Hi,
Gesendet: Fr, 05. Feb 2010 Von: Roeder, Andreas<[email protected]>
> Erik,
>
> I wrote the following code:
>
> public boolean containsText() throws IOException {
>
> PDDocument document = null;
> try {
> document = PDDocument.load(pdfFile);
> PDFTextStripperByArea stripper = new PDFTextStripperByArea();
>
> List<PDPage> pages =
> document.getDocumentCatalog().getAllPages();
>
> for(PDPage page : pages) {
> PDRectangle rectancle = page.getTrimBox();
> Rectangle2D.Float awtRect = new Rectangle2D.Float(
> rectancle.getLowerLeftX(),rectancle.getUpperRightY(),
>
>
> rectancle.getWidth(),
> rectancle.getHeight());
> stripper.addRegion(page.toString(), awtRect);
> stripper.extractRegions(page);
> for(Object regionObj : stripper.getRegions()) {
> String regionName = (String) regionObj;
> String text =
> stripper.getTextForRegion(regionName);
> if(text != null && text.length() > 0) {
> return true;
> }
> }
> }
> return false;
> } finally {
> document.close();
> }
> }
>
>
> But unfortunately the line:
>
> String text = stripper.getTextForRegion(regionName);
>
> always returns an empty String, what am I doing wrong?
I didn't test your source in detail, but I think you should use
new
Rectangle2D.Float(rectancle.getLowerLeftX(),rectancle.getLowerLeftY(),rectancle.getWidth(),
rectancle.getHeight());
to create the area you are looking for.
> Best Regards,
>
> Andreas
BR
Andreas Lehmkühler
> -----Ursprüngliche Nachricht-----
> Von: Erik Scholtz, ArgonSoft GmbH [mailto:[email protected]]
> Gesendet: Mittwoch, 3. Februar 2010 17:03
> An: [email protected]
> Betreff: Re: PDF contains any text?
>
>
> Andreas,
>
> without parsing the content of a document and telling about its contents
> sounds to me like you are looking for the
> PDDocument.oracle_of_delphi() method :)
>
> But to answer your question: No - you have to look at the resources of
> each page whether there are text-resources or not, to find out about
> that.
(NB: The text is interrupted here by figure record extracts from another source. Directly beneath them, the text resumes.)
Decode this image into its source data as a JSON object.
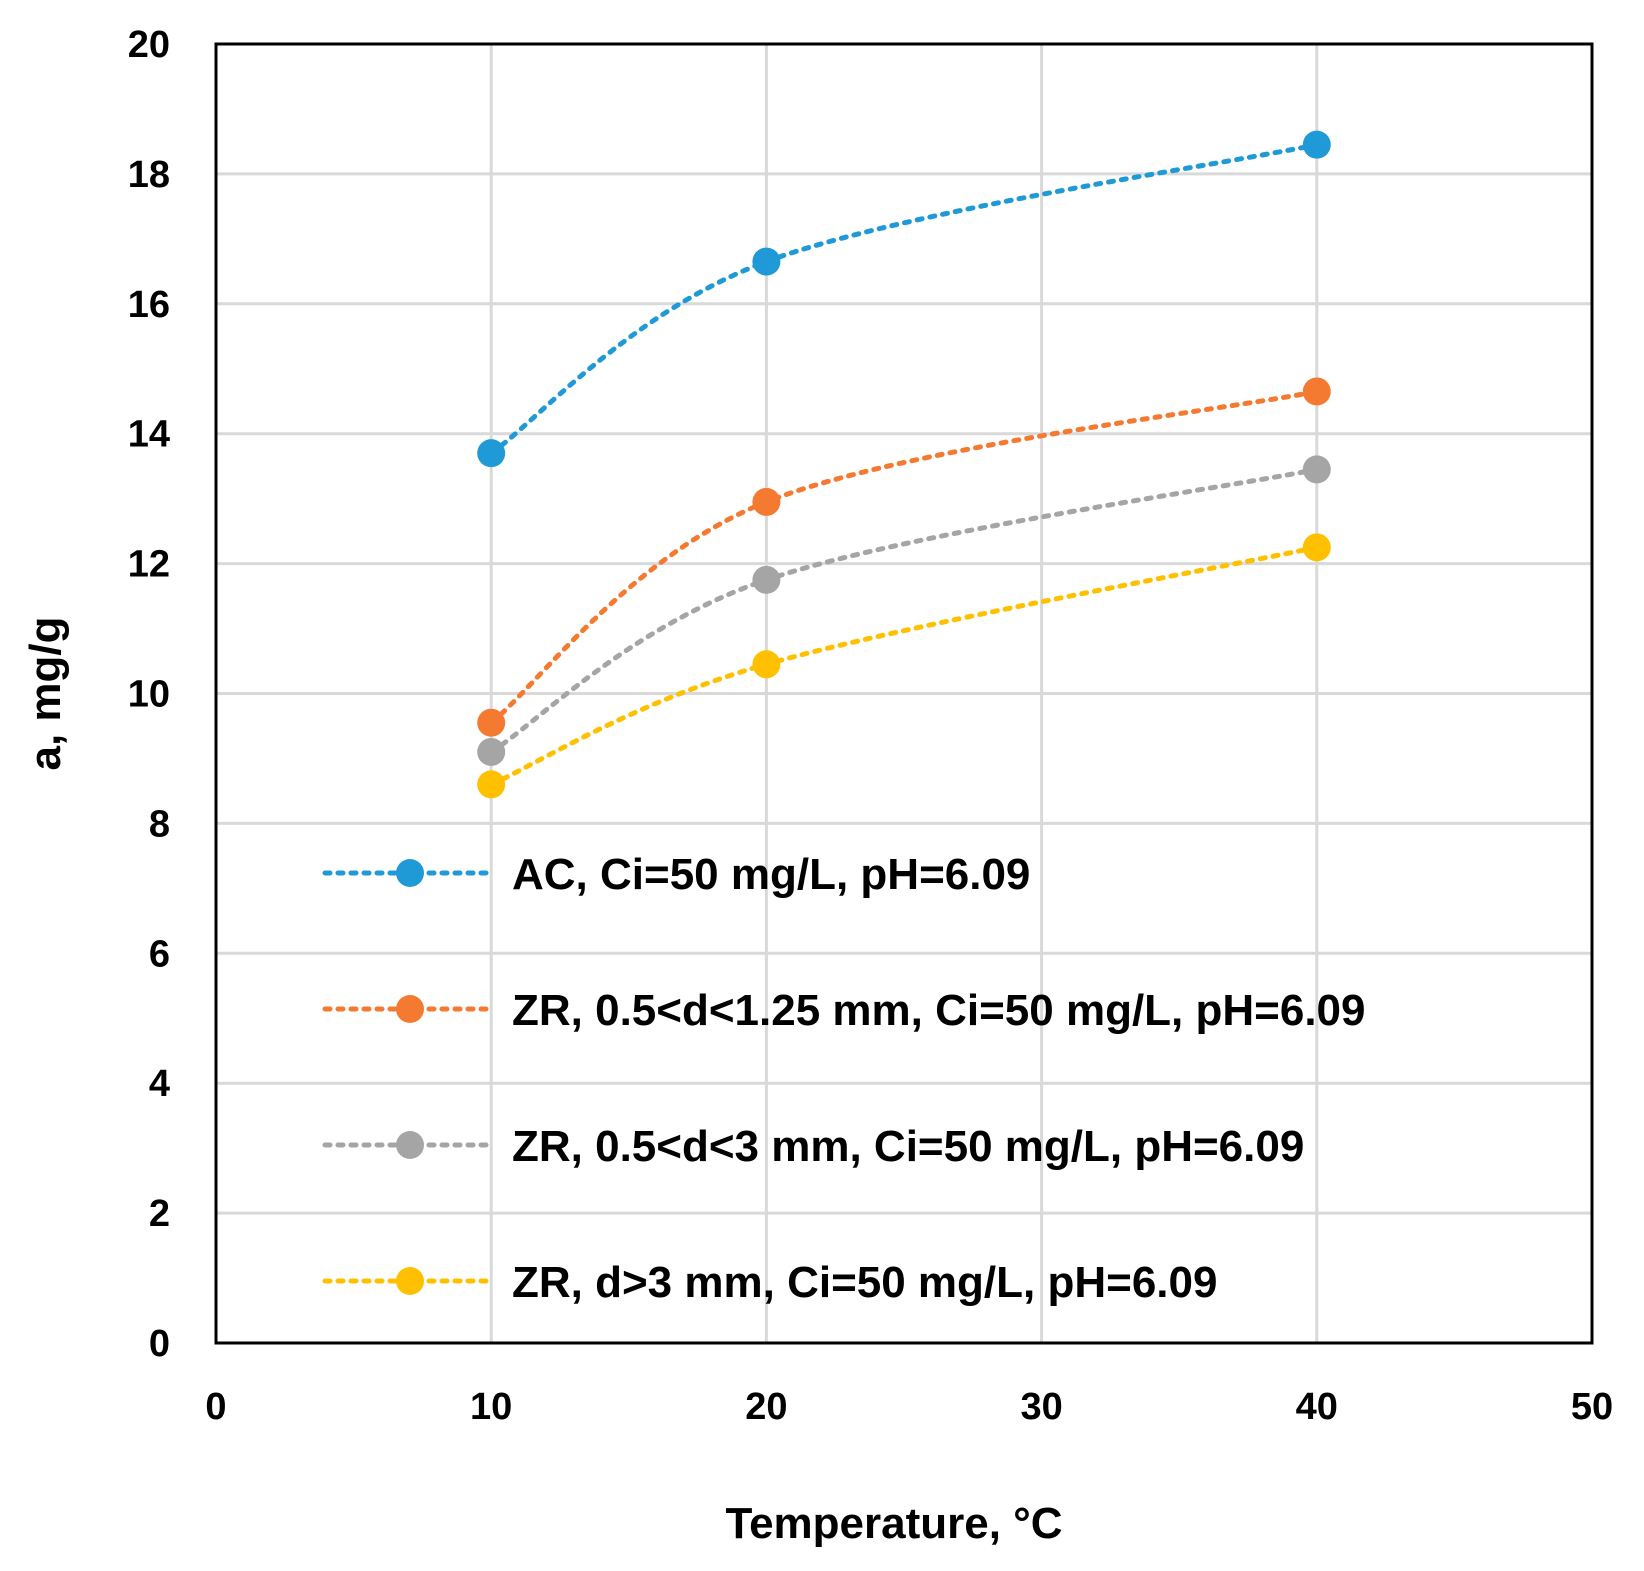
{
  "chart_data": {
    "type": "scatter",
    "title": "",
    "xlabel": "Temperature, °C",
    "ylabel": "a, mg/g",
    "xlim": [
      0,
      50
    ],
    "ylim": [
      0,
      20
    ],
    "xticks": [
      0,
      10,
      20,
      30,
      40,
      50
    ],
    "yticks": [
      0,
      2,
      4,
      6,
      8,
      10,
      12,
      14,
      16,
      18,
      20
    ],
    "grid": true,
    "legend_position": "bottom-center inside",
    "line_style": "dotted smoothed",
    "series": [
      {
        "name": "AC, Ci=50 mg/L, pH=6.09",
        "color": "#1f9ad6",
        "x": [
          10,
          20,
          40
        ],
        "y": [
          13.7,
          16.65,
          18.45
        ]
      },
      {
        "name": "ZR, 0.5<d<1.25 mm, Ci=50 mg/L, pH=6.09",
        "color": "#f47a31",
        "x": [
          10,
          20,
          40
        ],
        "y": [
          9.55,
          12.95,
          14.65
        ]
      },
      {
        "name": "ZR, 0.5<d<3 mm, Ci=50 mg/L, pH=6.09",
        "color": "#a5a5a5",
        "x": [
          10,
          20,
          40
        ],
        "y": [
          9.1,
          11.75,
          13.45
        ]
      },
      {
        "name": "ZR, d>3 mm, Ci=50 mg/L, pH=6.09",
        "color": "#ffc000",
        "x": [
          10,
          20,
          40
        ],
        "y": [
          8.6,
          10.45,
          12.25
        ]
      }
    ]
  }
}
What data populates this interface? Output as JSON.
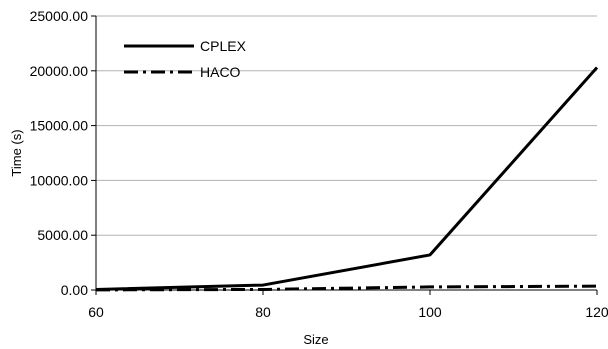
{
  "chart_data": {
    "type": "line",
    "x": [
      60,
      80,
      100,
      120
    ],
    "series": [
      {
        "name": "CPLEX",
        "values": [
          50,
          450,
          3200,
          20300
        ],
        "color": "#000000",
        "dash": "solid"
      },
      {
        "name": "HACO",
        "values": [
          10,
          50,
          280,
          350
        ],
        "color": "#000000",
        "dash": "dash-dot"
      }
    ],
    "x_ticks": [
      60,
      80,
      100,
      120
    ],
    "y_ticks": [
      "0.00",
      "5000.00",
      "10000.00",
      "15000.00",
      "20000.00",
      "25000.00"
    ],
    "xlabel": "Size",
    "ylabel": "Time (s)",
    "xlim": [
      60,
      120
    ],
    "ylim": [
      0,
      25000
    ],
    "grid": "horizontal",
    "legend": "top-left"
  }
}
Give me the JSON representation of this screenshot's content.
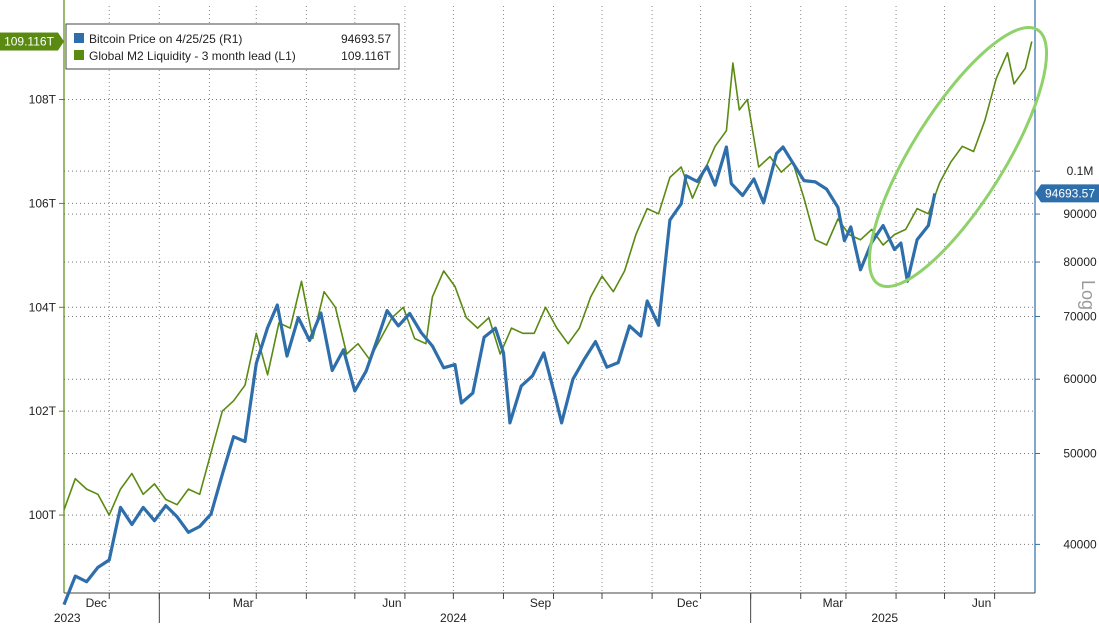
{
  "chart_data": {
    "type": "line",
    "title": "",
    "legend_placement": "top-left",
    "grid": true,
    "colors": {
      "btc": "#2e6fab",
      "m2": "#5a8a12",
      "ellipse": "#8fd16a"
    },
    "left_axis": {
      "label": "",
      "range": [
        98.5,
        109.8
      ],
      "ticks": [
        100,
        102,
        104,
        106,
        108
      ],
      "tick_labels": [
        "100T",
        "102T",
        "104T",
        "106T",
        "108T"
      ],
      "current_label": "109.116T",
      "current_value": 109.116
    },
    "right_axis": {
      "label": "Log",
      "scale": "log",
      "range": [
        35500,
        150000
      ],
      "ticks": [
        40000,
        50000,
        60000,
        70000,
        80000,
        90000,
        100000
      ],
      "tick_labels": [
        "40000",
        "50000",
        "60000",
        "70000",
        "80000",
        "90000",
        "0.1M"
      ],
      "current_label": "94693.57",
      "current_value": 94693.57
    },
    "x_axis": {
      "month_labels": [
        "Dec",
        "Mar",
        "Jun",
        "Sep",
        "Dec",
        "Mar",
        "Jun"
      ],
      "month_dates": [
        "2023-12-01",
        "2024-03-01",
        "2024-06-01",
        "2024-09-01",
        "2024-12-01",
        "2025-03-01",
        "2025-06-01"
      ],
      "year_labels": [
        "2023",
        "2024",
        "2025"
      ],
      "year_dates": [
        "2023-11-05",
        "2024-07-01",
        "2025-03-25"
      ],
      "start": "2023-11-03",
      "end": "2025-06-26"
    },
    "series": [
      {
        "name": "Bitcoin Price on 4/25/25 (R1)",
        "legend_value": "94693.57",
        "axis": "right",
        "points": [
          [
            "2023-11-03",
            34500
          ],
          [
            "2023-11-10",
            37000
          ],
          [
            "2023-11-17",
            36500
          ],
          [
            "2023-11-24",
            37800
          ],
          [
            "2023-12-01",
            38500
          ],
          [
            "2023-12-08",
            43800
          ],
          [
            "2023-12-15",
            42000
          ],
          [
            "2023-12-22",
            43800
          ],
          [
            "2023-12-29",
            42400
          ],
          [
            "2024-01-05",
            44000
          ],
          [
            "2024-01-12",
            42800
          ],
          [
            "2024-01-19",
            41200
          ],
          [
            "2024-01-26",
            41800
          ],
          [
            "2024-02-02",
            43100
          ],
          [
            "2024-02-09",
            47500
          ],
          [
            "2024-02-16",
            52100
          ],
          [
            "2024-02-23",
            51500
          ],
          [
            "2024-03-01",
            62400
          ],
          [
            "2024-03-08",
            68100
          ],
          [
            "2024-03-14",
            72000
          ],
          [
            "2024-03-20",
            63500
          ],
          [
            "2024-03-27",
            69800
          ],
          [
            "2024-04-03",
            66000
          ],
          [
            "2024-04-10",
            70600
          ],
          [
            "2024-04-17",
            61300
          ],
          [
            "2024-04-24",
            64500
          ],
          [
            "2024-05-01",
            58300
          ],
          [
            "2024-05-08",
            61200
          ],
          [
            "2024-05-15",
            66200
          ],
          [
            "2024-05-21",
            71000
          ],
          [
            "2024-05-28",
            68400
          ],
          [
            "2024-06-04",
            70500
          ],
          [
            "2024-06-11",
            67300
          ],
          [
            "2024-06-18",
            65100
          ],
          [
            "2024-06-25",
            61700
          ],
          [
            "2024-07-02",
            62200
          ],
          [
            "2024-07-06",
            56600
          ],
          [
            "2024-07-13",
            58000
          ],
          [
            "2024-07-20",
            66500
          ],
          [
            "2024-07-27",
            68000
          ],
          [
            "2024-08-01",
            64000
          ],
          [
            "2024-08-05",
            53900
          ],
          [
            "2024-08-12",
            59000
          ],
          [
            "2024-08-19",
            60500
          ],
          [
            "2024-08-26",
            64000
          ],
          [
            "2024-09-02",
            57500
          ],
          [
            "2024-09-06",
            53900
          ],
          [
            "2024-09-13",
            60000
          ],
          [
            "2024-09-20",
            63000
          ],
          [
            "2024-09-27",
            65800
          ],
          [
            "2024-10-04",
            61800
          ],
          [
            "2024-10-11",
            62500
          ],
          [
            "2024-10-18",
            68400
          ],
          [
            "2024-10-25",
            66700
          ],
          [
            "2024-10-29",
            72700
          ],
          [
            "2024-11-05",
            68500
          ],
          [
            "2024-11-08",
            76500
          ],
          [
            "2024-11-12",
            88700
          ],
          [
            "2024-11-19",
            92300
          ],
          [
            "2024-11-22",
            98900
          ],
          [
            "2024-11-29",
            97500
          ],
          [
            "2024-12-05",
            101200
          ],
          [
            "2024-12-10",
            96600
          ],
          [
            "2024-12-17",
            106100
          ],
          [
            "2024-12-20",
            97000
          ],
          [
            "2024-12-27",
            94200
          ],
          [
            "2025-01-03",
            98100
          ],
          [
            "2025-01-09",
            92500
          ],
          [
            "2025-01-17",
            104400
          ],
          [
            "2025-01-21",
            106100
          ],
          [
            "2025-01-27",
            102100
          ],
          [
            "2025-02-03",
            97700
          ],
          [
            "2025-02-10",
            97400
          ],
          [
            "2025-02-17",
            95700
          ],
          [
            "2025-02-24",
            91500
          ],
          [
            "2025-02-28",
            84300
          ],
          [
            "2025-03-04",
            87200
          ],
          [
            "2025-03-10",
            78500
          ],
          [
            "2025-03-17",
            84000
          ],
          [
            "2025-03-24",
            87500
          ],
          [
            "2025-03-31",
            82500
          ],
          [
            "2025-04-04",
            83800
          ],
          [
            "2025-04-08",
            76300
          ],
          [
            "2025-04-14",
            84500
          ],
          [
            "2025-04-21",
            87500
          ],
          [
            "2025-04-25",
            94693.57
          ]
        ]
      },
      {
        "name": "Global M2 Liquidity - 3 month lead (L1)",
        "legend_value": "109.116T",
        "axis": "left",
        "points": [
          [
            "2023-11-03",
            100.1
          ],
          [
            "2023-11-10",
            100.7
          ],
          [
            "2023-11-17",
            100.5
          ],
          [
            "2023-11-24",
            100.4
          ],
          [
            "2023-12-01",
            100.0
          ],
          [
            "2023-12-08",
            100.5
          ],
          [
            "2023-12-15",
            100.8
          ],
          [
            "2023-12-22",
            100.4
          ],
          [
            "2023-12-29",
            100.6
          ],
          [
            "2024-01-05",
            100.3
          ],
          [
            "2024-01-12",
            100.2
          ],
          [
            "2024-01-19",
            100.5
          ],
          [
            "2024-01-26",
            100.4
          ],
          [
            "2024-02-02",
            101.2
          ],
          [
            "2024-02-09",
            102.0
          ],
          [
            "2024-02-16",
            102.2
          ],
          [
            "2024-02-23",
            102.5
          ],
          [
            "2024-03-01",
            103.5
          ],
          [
            "2024-03-08",
            102.7
          ],
          [
            "2024-03-15",
            103.7
          ],
          [
            "2024-03-22",
            103.6
          ],
          [
            "2024-03-29",
            104.5
          ],
          [
            "2024-04-05",
            103.4
          ],
          [
            "2024-04-12",
            104.3
          ],
          [
            "2024-04-19",
            104.0
          ],
          [
            "2024-04-26",
            103.1
          ],
          [
            "2024-05-03",
            103.3
          ],
          [
            "2024-05-10",
            103.0
          ],
          [
            "2024-05-17",
            103.4
          ],
          [
            "2024-05-24",
            103.8
          ],
          [
            "2024-05-31",
            104.0
          ],
          [
            "2024-06-07",
            103.4
          ],
          [
            "2024-06-14",
            103.3
          ],
          [
            "2024-06-18",
            104.2
          ],
          [
            "2024-06-25",
            104.7
          ],
          [
            "2024-07-02",
            104.4
          ],
          [
            "2024-07-09",
            103.8
          ],
          [
            "2024-07-16",
            103.6
          ],
          [
            "2024-07-23",
            103.8
          ],
          [
            "2024-07-30",
            103.1
          ],
          [
            "2024-08-06",
            103.6
          ],
          [
            "2024-08-13",
            103.5
          ],
          [
            "2024-08-20",
            103.5
          ],
          [
            "2024-08-27",
            104.0
          ],
          [
            "2024-09-03",
            103.6
          ],
          [
            "2024-09-10",
            103.3
          ],
          [
            "2024-09-17",
            103.6
          ],
          [
            "2024-09-24",
            104.2
          ],
          [
            "2024-10-01",
            104.6
          ],
          [
            "2024-10-08",
            104.3
          ],
          [
            "2024-10-15",
            104.7
          ],
          [
            "2024-10-22",
            105.4
          ],
          [
            "2024-10-29",
            105.9
          ],
          [
            "2024-11-05",
            105.8
          ],
          [
            "2024-11-12",
            106.5
          ],
          [
            "2024-11-19",
            106.7
          ],
          [
            "2024-11-26",
            106.1
          ],
          [
            "2024-12-03",
            106.6
          ],
          [
            "2024-12-10",
            107.1
          ],
          [
            "2024-12-17",
            107.4
          ],
          [
            "2024-12-21",
            108.7
          ],
          [
            "2024-12-25",
            107.8
          ],
          [
            "2024-12-30",
            108.0
          ],
          [
            "2025-01-06",
            106.7
          ],
          [
            "2025-01-13",
            106.9
          ],
          [
            "2025-01-20",
            106.6
          ],
          [
            "2025-01-27",
            106.8
          ],
          [
            "2025-02-03",
            106.1
          ],
          [
            "2025-02-10",
            105.3
          ],
          [
            "2025-02-17",
            105.2
          ],
          [
            "2025-02-24",
            105.7
          ],
          [
            "2025-03-03",
            105.4
          ],
          [
            "2025-03-10",
            105.3
          ],
          [
            "2025-03-17",
            105.5
          ],
          [
            "2025-03-24",
            105.2
          ],
          [
            "2025-03-31",
            105.4
          ],
          [
            "2025-04-07",
            105.5
          ],
          [
            "2025-04-14",
            105.9
          ],
          [
            "2025-04-21",
            105.8
          ],
          [
            "2025-04-28",
            106.4
          ],
          [
            "2025-05-05",
            106.8
          ],
          [
            "2025-05-12",
            107.1
          ],
          [
            "2025-05-19",
            107.0
          ],
          [
            "2025-05-26",
            107.6
          ],
          [
            "2025-06-02",
            108.4
          ],
          [
            "2025-06-09",
            108.9
          ],
          [
            "2025-06-13",
            108.3
          ],
          [
            "2025-06-20",
            108.6
          ],
          [
            "2025-06-24",
            109.116
          ]
        ]
      }
    ]
  }
}
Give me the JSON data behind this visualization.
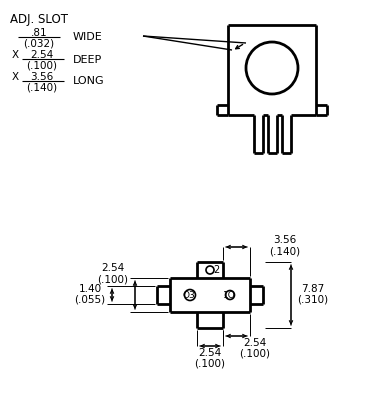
{
  "bg_color": "#ffffff",
  "line_color": "#000000",
  "text_color": "#000000",
  "title": "ADJ. SLOT",
  "wide": "WIDE",
  "deep": "DEEP",
  "long": "LONG",
  "dim1_top": ".81",
  "dim1_bot": "(.032)",
  "dim2_top": "2.54",
  "dim2_bot": "(.100)",
  "dim3_top": "3.56",
  "dim3_bot": "(.140)",
  "bd_tl_top": "2.54",
  "bd_tl_bot": "(.100)",
  "bd_bl_top": "2.54",
  "bd_bl_bot": "(.100)",
  "bd_tr_top": "3.56",
  "bd_tr_bot": "(.140)",
  "bd_br_top": "2.54",
  "bd_br_bot": "(.100)",
  "bd_r_top": "7.87",
  "bd_r_bot": "(.310)",
  "bd_l_top": "1.40",
  "bd_l_bot": "(.055)",
  "fs": 7.5
}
There is no "central resource_available dictionary" in PDF.
>
>
> Best regards,
> Erik
>
> Roeder, Andreas wrote:
> > Hi,
> >
> > Is there a way to find out if a PDF contains any text without parsing
> > the whole document? Some PDF contain just images.
> >
> > Best Regards,
> >
> > Andreas
> >
>
>
--- original Nachricht Ende ----